Up close you see that very fine, hairlike filaments -- which from the first I assumed to be a kind of alga -- arise from the underwater stems of aquatic plants. The scum atop the water is mostly composed of bubbles, which one guesses to be filled with the oxygen the filaments photosynthesize during the day. You can see the submerged, hairlike, reddish filaments beneath some floating scum below:

Cyanobacterium scum, possibly Oscillatoria

We have a microscope here so I wondered if I could identify what kind of alga this was. A couple of filaments under high magnification are shown below:

Cyanobacterium scum, possibly Oscillatoria

I couldn't match our photograph with anything found on the Internet by doing an image search on the keywords "filamentous alga species." However, some features we can see very clearly narrow down the possibilities considerably.

First, our specimen is indeed filamentous. Many alga species live as freely floating single cells, or their cells are connected in some manner other than end-to-end like ours, forming a filament.

Second, our filament is non-branching, while certain other common types are highly branched.
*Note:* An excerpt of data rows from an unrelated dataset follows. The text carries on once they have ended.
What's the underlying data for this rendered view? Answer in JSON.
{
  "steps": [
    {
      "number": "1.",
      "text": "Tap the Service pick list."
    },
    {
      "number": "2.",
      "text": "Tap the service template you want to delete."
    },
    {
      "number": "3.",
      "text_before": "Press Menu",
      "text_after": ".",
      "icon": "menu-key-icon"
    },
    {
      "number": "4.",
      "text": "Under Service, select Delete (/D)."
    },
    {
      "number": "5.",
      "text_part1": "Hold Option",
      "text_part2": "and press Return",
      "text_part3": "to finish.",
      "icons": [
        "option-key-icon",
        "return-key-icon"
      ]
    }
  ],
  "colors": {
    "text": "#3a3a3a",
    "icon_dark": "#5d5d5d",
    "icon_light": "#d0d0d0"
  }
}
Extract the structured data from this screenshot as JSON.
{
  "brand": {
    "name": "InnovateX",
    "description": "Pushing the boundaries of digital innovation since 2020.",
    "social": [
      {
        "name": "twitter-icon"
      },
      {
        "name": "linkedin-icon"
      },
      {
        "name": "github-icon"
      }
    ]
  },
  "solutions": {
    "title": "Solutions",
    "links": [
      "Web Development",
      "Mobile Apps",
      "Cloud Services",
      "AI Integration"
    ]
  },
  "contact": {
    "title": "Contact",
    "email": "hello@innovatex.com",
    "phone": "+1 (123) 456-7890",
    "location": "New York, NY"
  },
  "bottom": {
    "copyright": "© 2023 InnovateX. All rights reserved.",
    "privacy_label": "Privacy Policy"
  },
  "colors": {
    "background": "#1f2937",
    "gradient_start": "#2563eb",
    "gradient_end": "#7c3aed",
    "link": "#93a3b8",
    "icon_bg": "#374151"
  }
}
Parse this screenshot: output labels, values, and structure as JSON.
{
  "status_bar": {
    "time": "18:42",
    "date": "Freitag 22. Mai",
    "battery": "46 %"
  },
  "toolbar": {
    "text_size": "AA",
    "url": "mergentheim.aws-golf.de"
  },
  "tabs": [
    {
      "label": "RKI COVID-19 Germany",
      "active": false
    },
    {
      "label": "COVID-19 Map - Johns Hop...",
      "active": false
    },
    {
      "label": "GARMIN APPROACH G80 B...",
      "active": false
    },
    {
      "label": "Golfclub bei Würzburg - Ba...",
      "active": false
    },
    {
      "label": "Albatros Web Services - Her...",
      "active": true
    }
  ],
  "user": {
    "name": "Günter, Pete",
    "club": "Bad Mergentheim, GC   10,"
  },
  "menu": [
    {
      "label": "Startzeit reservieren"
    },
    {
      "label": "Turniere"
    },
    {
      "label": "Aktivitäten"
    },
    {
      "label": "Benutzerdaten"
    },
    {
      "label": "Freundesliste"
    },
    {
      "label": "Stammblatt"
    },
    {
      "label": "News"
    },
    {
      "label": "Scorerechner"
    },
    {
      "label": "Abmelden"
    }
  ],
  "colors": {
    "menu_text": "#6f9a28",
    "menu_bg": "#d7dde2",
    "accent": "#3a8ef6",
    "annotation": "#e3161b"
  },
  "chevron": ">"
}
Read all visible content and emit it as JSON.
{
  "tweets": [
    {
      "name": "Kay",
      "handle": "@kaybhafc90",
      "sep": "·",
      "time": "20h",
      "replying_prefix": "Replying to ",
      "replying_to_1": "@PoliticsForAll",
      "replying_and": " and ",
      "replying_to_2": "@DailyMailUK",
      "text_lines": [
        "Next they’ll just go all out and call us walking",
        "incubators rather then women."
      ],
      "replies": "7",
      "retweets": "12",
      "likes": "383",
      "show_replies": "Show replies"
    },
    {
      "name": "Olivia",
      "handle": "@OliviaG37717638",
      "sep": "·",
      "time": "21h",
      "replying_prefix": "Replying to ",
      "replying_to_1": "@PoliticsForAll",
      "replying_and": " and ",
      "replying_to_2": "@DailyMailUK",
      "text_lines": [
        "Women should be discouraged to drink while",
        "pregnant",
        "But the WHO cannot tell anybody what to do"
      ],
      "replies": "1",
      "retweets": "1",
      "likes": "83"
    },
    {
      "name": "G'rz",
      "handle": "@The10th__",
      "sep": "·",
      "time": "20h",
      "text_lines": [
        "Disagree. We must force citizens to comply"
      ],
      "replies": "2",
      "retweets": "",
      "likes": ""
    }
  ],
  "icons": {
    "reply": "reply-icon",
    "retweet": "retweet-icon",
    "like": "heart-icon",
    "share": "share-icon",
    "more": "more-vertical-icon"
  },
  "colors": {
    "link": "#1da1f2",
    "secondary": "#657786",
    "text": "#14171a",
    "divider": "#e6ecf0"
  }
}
Finally, you can see that the cells are shorter than they are broad. It's much more typical for the cells of filamentous algae to be considerably longer than broad, so this is a good field mark.

The only genus of filamentous algae I could find with these features is one sometimes called Hair Alga, genus ULOTHRIX. Ulothrix is one of the more common filamentous algae in ponds, streams and rivers, and it's easy to find pictures of it forming scum, just like ours. However, none of the species I saw had cellular structure exactly like ours, plus all references I found to Ulothrix indicated that it is bright green. You have seen that our scum-maker definitely shows a reddish hue.

After a great deal of Internetting, comparing pictures, and learning how outdated much of my understanding about the world of algae and algae-like things is, I've come to these understandings about our scum:

Probably the thing we're seeing used to be thought of as an alga -- one of the blue-green group -- but now it's classified as a cyanobacterium. There's a good chance that it the genus Oscillatoria. It's been hard for me to think of bacteria as producing alga-like filaments easily visible with the eye, but that seems to be the reality of things.

To give you an idea of how poorly understood yet how important this group of organisms is, consider this: The tiny marine cyanobacterium Prochlorococcus was discovered only in 1986, yet it accounts for more than half of the photosynthesis that takes place in the open ocean. And scientists believe that the ocean's phytoplankton contribute between 50 to 85 percent of the oxygen in Earth's total atmosphere. Therefore, a very substantial part of the oxygen you and I are breathing right now has been provided to us by cyanobacteria.

Praise be to the producer of those little bubbles in the scum down on the surface of the Dry Frio River behind the cabin.